Pouchkine, l’inspirateur de Tchaïkovski, Kirill Petrenko et Peter Stein pour une trilogie, un festival. Les trois opéras joués en alternance, et des solistes qui chantent dans un, deux, ou les trois spectacles. Véritable performance annoncée, la réalisation est bien au-dessus de ce qu’on imaginait. Trois soirées de plus de 3h30, absolument magiques, sans s’ennuyer une seconde !

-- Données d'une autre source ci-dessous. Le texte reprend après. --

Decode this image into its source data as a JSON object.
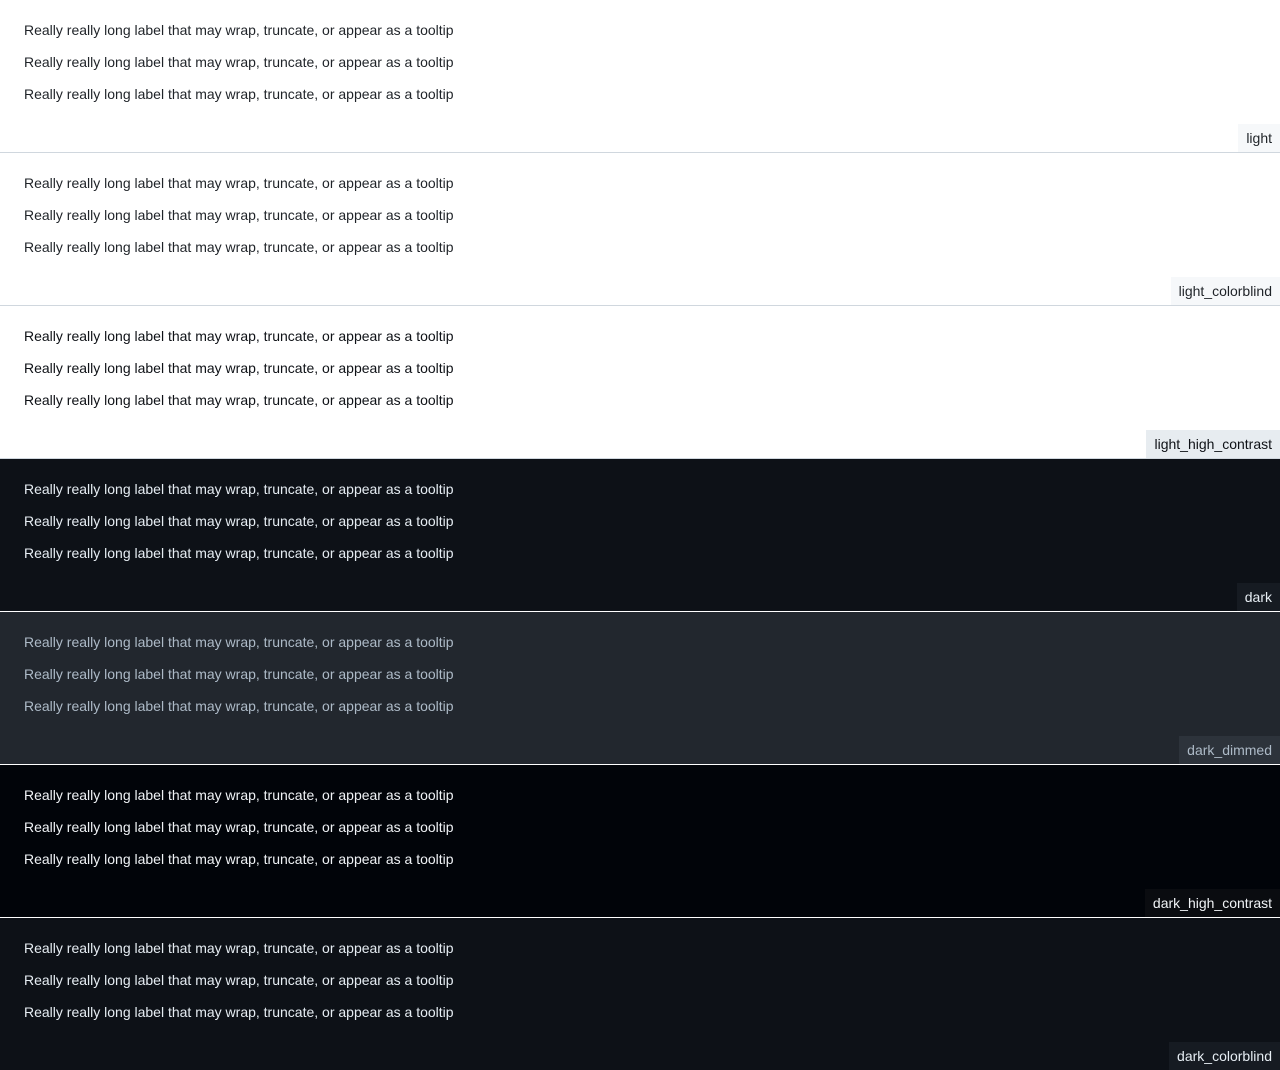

Quand on se souvient de la production originale de cette Dame de Pique donnée il y a deux ans, on reste un peu sur sa faim : les décors ayant été brûlés dans un incendie, tout n’a pas pu être reconstitué. Mais, si l’on oublie ce détail, le résultat est quand même très beau. Dès le premier acte, on apprécie la Maîtrise de l’Opéra, qui fait toujours son effet. Les enfants sont vraiment très disciplinés, et leurs interventions sont tout à fait réussies. Il en est de même pour le chœur d’adolescentes qui intervient un peu plus tard dans l’acte, dans la chambre de Lisa. Le jeu des airs accompagnés au piano est très bien réalisé : on pourrait croire que les chanteuses s’accompagnent effectivement elles mêmes. La tsarine (qui arrive à la fin du bal du second acte) n’est matérialisée que par un immense tableau projeté sur le rideau de fond de scène : cela fait partie des décors qui n’ont pas pu être reconstruits à l’identique ; on y perd vraiment de la matière par rapport à la gigantesque statue qui venait originellement trôner sur la scène. La Comtesse est tout à fait effrayante et bien jouée, notamment dans cette scène où elle s’écroule sous la menace d’Hermann. Et toujours au même niveau quand c’est son spectre qui apparaît. La mise en scène est ici aussi largement modifiée : on ne retrouve plus l’immense spectre squelettique si effrayant ; seulement deux comtesses sur scène (l’une pour représenter la vision, l’autre pour le spectre réel), et Hermann perdu entre les deux, ne sachant pas bien laquelle est la réelle en écoutant le discours.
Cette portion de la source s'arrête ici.